Тоске поддался даже Исур, который поначалу еще пробовал выдернуть из стены кольцо, примеривался, пройдут ли плечи в оконницу. Словно забытые, пермяки сидели несколько дней одни. У великого князя находились дела поважнее, Венец же явился только раз, приведя с собою невысокого, степенного старика. Потом Михаил узнал, что это был кремлевский зодчий Ермолин. Ермолин ощупал трещины в столбах и сводах и сказал Венцу:

— Я еще твоему батюшке говорил, когда стены клали: не скупись на яйца к раствору…

— Ты мне ответь, не рухнет ли? — перебил зодчего Венец.

— А я почем знаю? — раздраженно сказал Ермолин, стараясь не глядеть на пленников. — Коли ты свое чрево наверх взгромоздишь, может, и рухнет… Ломать палаты надо, новые ставить.

— А через дымоход не улезут?

— Не улезут… даже с твоих харчей.

Венец прошелся по подвалу, не приближаясь к пленникам, подергал кольцо в стене над поникшим Мичкином и ушел, уведя зодчего.


В один из дней на дворе усадьбы началась суета. Служки косили бурьян, подметали и мыли в палатах. Потом посередине двора вкопали два тонких и острых кола. Дверь в подвал отомкнули, и внутрь полезли ратники, впотьмах запинаясь о солому, налетая на стены и друг на друга. Венец тоже вошел и приказывал, тыча пальцем:

— Вон там татарин Исурка, а там пермич Бурмотка…

Михаил встал, чуя недоброе. Рядом поджался Зырян, незаметно накручивая на кулак цепь от кандалов. Мичкин остался все так же безучастен.

Кузнецы стали снимать с Исура и Бурмота железа. А потом стражники навалились разом, заорали, заматерились. Михаил не мог понять, чего они делают, только слышал в сутолоке яростную брань Исура. Копья ближних ратников покачивали остриями у груди князя, улиц сидевших Зыряна и Мичкина. Управившись, стражники толпой двинулись к выходу, на веревках волоча Бурмота и Исура. Оба пленника были одеты в какие-то длинные белые рубахи вроде бабьих; руки Исура были связаны за спиной, рука Бурмота прикручена к телу. Подолы рубах не доходили до колен, обнажая голые волосатые ноги. Последние стражники поднялись наверх и вновь замкнули дверь.

— Зачем это им?.. — хрипло спросил Михаил у Зыряна, но тот не ответил, а встал и обернулся к окну. Михаил поглядел на клочья разорванной одежды Исура и Бурмота и тоже уставился в окно.

На дворе уже собралась толпа. Перед двумя кольями стояли телеги. Под брань и насмешки пленников протащили через двор и заставили подняться в кузова.

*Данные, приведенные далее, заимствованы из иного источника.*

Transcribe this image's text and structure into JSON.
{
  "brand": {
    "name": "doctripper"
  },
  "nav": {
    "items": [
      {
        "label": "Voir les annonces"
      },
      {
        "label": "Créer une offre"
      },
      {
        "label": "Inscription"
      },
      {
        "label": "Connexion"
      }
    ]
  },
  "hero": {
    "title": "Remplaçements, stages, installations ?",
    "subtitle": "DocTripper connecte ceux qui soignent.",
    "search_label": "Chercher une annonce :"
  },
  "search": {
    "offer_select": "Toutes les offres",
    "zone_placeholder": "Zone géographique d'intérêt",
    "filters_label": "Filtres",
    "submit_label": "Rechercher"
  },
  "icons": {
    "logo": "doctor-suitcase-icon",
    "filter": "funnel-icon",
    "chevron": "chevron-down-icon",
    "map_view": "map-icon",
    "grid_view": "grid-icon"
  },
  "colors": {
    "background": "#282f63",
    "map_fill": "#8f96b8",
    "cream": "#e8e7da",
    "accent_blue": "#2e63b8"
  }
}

Бурмот остановился возле своего кола равнодушно, даже устало, а Исур шипел сквозь зубы, блестел глазами, напрягал плечи, пробуя порвать веревку, и его сбоку придерживал стражник.

Толпа завопила — в широко раскрытые ворота усадьбы начали въезжать богато одетые всадники. Когда появился высокий, худощавый человек на гнедом коне, толпа сдернула шапки, начала кланяться.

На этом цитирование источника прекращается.